In this visualization, you can see large fluctuations in the two data sets. The population and GDP per capita both start off positively correlated. Then, as time went on and around 2006-2007, the population and GDP per capita began to decrease. After the initial drop, the GDP per capita began to increase and recover; however, the population continued to decrease to this day. One possible explanation for this is that the fertility rate in Japan is extremely low. Not many people are born in the country, and its residents are rapidly aging and living longer. Even though this visualization goes against the idea of this analysis, it’s necessary to get a broader picture of the correlation between population growth and GDP per capita.


Conclusion:

From the results of this analysis, we can conclude that there is generally a positive correlation between the population size and GDP per capita over time. In the majority of the countries that I used for this analysis, an increase in the population is usually followed by an increase in the country’s GDP and vice versa. This tells us that as a country grows in population, its economic output per person grows. This answers my first question, “How does a country’s population change over time in relation to its GDP?” The trend suggests that they both grow in the same direction, even though the growth rate changes within each country.

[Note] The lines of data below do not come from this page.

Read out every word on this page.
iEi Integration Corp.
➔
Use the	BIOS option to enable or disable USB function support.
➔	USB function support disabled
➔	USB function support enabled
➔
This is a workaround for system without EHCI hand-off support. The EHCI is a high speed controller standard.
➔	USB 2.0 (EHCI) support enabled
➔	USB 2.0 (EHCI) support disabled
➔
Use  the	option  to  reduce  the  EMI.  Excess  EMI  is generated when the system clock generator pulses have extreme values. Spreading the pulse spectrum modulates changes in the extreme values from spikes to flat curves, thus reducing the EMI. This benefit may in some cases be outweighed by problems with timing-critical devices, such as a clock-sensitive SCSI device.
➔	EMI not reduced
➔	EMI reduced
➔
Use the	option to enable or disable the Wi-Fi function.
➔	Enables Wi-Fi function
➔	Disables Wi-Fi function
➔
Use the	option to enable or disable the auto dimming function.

The population and GDP per capita both increase with each other; however, when the question “Does a country’s population indicate its quality of life, or does a high population imply a high GDP (or vice versa)?” is asked, the answer becomes more complicated. Even though we can confidently say that a country’s population and GDP per capita both rise together, GDP per capita is only one measure of the economic wellbeing of the country, not its residents’ quality of life. A large population does not equal high living standards, nor does the rapid growth of the population mean that the country is performing strongly economically. There are many other factors to take into consideration, like health conditions, social services, education levels, and overall economic structure. In relation to this, while population growth may correlate with rising GDP, it shouldn’t be seen as its main factor or indicator of quality of life, and vice versa.

There are numerous limitations to the interpretation of this analysis. The two data sets had different ranges, which forced me to erase a good portion of the data. I had to disregard all the data before 1990 and all of the 2024 population values. There was also data missing in the datasets, which required me to use linear interpolation; because of this, many fluctuations in population or economic history may have gone unnoticed or masked. In addition to this, GDP per capita and total population are limiting variables. They don’t account for things like inequality, wealth, and other indicators of social standing. Finally, some of the countries had differences and inconsistencies in the data, which affect the overall accuracy of the results in the analysis.

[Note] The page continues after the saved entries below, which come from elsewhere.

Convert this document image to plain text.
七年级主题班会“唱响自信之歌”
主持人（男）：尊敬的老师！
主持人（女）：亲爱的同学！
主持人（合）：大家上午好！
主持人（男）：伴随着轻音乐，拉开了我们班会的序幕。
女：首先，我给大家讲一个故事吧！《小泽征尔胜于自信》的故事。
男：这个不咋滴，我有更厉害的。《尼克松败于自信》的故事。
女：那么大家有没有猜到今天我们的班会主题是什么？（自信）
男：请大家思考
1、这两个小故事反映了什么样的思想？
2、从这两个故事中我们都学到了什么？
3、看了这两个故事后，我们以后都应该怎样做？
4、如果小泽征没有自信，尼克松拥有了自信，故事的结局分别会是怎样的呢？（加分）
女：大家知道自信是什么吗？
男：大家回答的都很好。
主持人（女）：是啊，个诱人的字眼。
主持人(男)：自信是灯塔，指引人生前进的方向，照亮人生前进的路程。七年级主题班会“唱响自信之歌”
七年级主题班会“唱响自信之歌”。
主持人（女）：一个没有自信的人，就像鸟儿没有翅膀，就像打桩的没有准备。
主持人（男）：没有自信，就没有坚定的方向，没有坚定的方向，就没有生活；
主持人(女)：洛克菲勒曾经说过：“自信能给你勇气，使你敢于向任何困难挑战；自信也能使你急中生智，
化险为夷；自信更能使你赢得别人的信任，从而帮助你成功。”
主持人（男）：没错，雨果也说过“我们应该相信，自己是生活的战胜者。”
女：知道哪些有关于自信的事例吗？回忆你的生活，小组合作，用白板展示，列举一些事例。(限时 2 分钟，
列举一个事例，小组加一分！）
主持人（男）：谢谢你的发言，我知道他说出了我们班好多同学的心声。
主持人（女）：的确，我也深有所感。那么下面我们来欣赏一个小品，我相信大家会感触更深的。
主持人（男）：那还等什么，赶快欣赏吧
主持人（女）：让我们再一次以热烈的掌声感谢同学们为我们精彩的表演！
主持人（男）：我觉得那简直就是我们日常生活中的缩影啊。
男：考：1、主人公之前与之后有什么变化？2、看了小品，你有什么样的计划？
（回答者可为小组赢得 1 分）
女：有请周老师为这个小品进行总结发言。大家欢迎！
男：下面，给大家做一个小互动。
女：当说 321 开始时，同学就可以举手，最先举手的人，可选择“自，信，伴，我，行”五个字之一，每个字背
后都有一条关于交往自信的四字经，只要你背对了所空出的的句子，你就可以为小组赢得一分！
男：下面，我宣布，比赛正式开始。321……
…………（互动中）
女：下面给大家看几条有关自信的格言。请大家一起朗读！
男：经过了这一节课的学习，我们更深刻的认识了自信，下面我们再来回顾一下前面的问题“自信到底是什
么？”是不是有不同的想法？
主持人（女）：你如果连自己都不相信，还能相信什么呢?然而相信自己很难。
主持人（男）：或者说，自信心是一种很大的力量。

Future studies and research should have a larger range and scope of the population and economic variables in order to get a more accurate and complete understanding of the data. Things like the Human Development Index, Life Expectancy, and the Average Income of a country could help and give more context to the changes in GDP of countries. In the future, I could have used more countries to expand the data set in order to reveal more trends that may not have been prevalent in a small data set. In the future, I could also do more statistical analysis to determine whether population growth leads to GDP growth or if GDP growth leads to population growth. Also studying fertility, age, and migration would also give us a behind the scenes look at the changes in population growth.

To conclude, while the analysis shows a strong correlation between population growth and GDP, it also shows us that economic growth and quality of life require more than just a country’s population size.